Si certains accusent Internet de tous les maux, de la disparition de l'industrie culturelle au réchauffement climatique en passant pas la chute d'un pot de fleur sur un passant, d'autres y voit la solution à tous les problèmes, même ceux auxquels personne n'avait pensé. Cette dernière tendance est nommée le « solutionnisme technologique » par l'essayiste, chercheur et éditorialiste Evgeny Morozov. Né en Biélorussie, il a vécu à Berlin et est désormais installé aux Etats-Unis. Cela ne l'empêche pas de critiquer fortement certaines tendances malsaines que l'on rencontre dans la Silicon Valley.
En 350 pages, il détaille ainsi la tendance à confondre le joujou technologique et la solution à un problème réel. Il s'agit donc bien de se poser la question du sens avant de valoriser les délires d'ingénieurs. Pour lui, certains « geeks » (ou prétendus tels) font du « défaitisme technologique », c'est à dire que la vague du numérique va tout submerger, tout changer, sans que la moindre résistance soit possible, sans que la moindre question puisse être posée.

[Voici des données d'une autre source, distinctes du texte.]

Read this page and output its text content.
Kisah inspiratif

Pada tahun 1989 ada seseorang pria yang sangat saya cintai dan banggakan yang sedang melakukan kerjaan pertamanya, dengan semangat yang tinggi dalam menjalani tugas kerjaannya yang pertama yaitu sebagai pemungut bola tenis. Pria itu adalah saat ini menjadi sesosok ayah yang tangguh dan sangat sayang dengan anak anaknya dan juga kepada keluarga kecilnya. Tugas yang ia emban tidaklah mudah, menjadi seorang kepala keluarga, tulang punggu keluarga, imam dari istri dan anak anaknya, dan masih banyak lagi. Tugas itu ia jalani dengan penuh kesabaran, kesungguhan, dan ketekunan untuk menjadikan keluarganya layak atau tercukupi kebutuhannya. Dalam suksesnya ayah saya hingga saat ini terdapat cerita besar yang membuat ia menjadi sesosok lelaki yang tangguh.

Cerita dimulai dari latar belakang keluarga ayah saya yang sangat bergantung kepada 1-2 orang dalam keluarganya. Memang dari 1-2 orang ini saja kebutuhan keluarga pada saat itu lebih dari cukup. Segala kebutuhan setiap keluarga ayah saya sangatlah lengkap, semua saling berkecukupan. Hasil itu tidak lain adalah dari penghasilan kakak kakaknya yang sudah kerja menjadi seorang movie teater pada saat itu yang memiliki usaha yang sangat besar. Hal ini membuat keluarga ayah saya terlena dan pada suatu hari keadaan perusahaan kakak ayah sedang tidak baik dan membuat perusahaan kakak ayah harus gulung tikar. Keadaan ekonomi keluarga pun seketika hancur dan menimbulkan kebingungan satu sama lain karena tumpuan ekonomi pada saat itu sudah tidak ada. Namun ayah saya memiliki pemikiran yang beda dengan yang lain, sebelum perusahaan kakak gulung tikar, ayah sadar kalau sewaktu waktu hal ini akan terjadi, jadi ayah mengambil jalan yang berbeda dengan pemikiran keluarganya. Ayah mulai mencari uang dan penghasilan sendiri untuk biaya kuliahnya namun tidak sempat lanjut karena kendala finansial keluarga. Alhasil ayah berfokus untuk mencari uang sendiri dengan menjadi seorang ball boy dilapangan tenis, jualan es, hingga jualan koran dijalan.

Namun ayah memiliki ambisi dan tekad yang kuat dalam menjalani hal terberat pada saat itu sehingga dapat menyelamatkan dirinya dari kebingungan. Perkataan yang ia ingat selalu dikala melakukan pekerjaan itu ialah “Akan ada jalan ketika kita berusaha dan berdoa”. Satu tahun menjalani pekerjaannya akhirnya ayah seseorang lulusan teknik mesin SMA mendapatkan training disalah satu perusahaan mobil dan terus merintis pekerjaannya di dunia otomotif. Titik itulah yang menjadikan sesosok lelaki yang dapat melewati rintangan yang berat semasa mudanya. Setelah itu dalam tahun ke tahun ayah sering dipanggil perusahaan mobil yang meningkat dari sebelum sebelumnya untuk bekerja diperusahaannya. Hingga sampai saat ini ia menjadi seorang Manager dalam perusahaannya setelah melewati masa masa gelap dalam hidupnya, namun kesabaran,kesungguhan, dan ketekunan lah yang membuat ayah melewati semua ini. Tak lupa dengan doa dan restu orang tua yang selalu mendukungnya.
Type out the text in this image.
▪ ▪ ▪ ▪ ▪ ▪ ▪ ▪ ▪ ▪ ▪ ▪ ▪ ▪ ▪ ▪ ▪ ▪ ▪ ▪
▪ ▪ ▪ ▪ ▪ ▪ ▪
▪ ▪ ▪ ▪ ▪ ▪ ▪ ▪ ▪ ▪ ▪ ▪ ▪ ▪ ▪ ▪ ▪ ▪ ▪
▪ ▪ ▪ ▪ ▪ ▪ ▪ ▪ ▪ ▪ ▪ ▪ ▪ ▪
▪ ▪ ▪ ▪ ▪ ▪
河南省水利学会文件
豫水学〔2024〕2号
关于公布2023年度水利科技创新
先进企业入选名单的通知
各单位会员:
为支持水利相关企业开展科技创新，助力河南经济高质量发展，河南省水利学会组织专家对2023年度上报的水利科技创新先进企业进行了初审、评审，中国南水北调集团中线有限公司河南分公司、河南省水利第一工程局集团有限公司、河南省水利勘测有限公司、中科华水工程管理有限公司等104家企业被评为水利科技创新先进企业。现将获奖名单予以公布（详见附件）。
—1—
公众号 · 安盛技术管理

Si les thèses défendues ici relèvent souvent de l'évidence pour qui a une petite culture philosophique, les rappeler ne peut qu'être sain. Le numérique n'est justifié que par les usages et ne doit exister que s'il améliore la situation des humains de chair et d'os. L'accumulation des exemples rend cependant le livre certes pertinent mais aussi un peu pesant à lire.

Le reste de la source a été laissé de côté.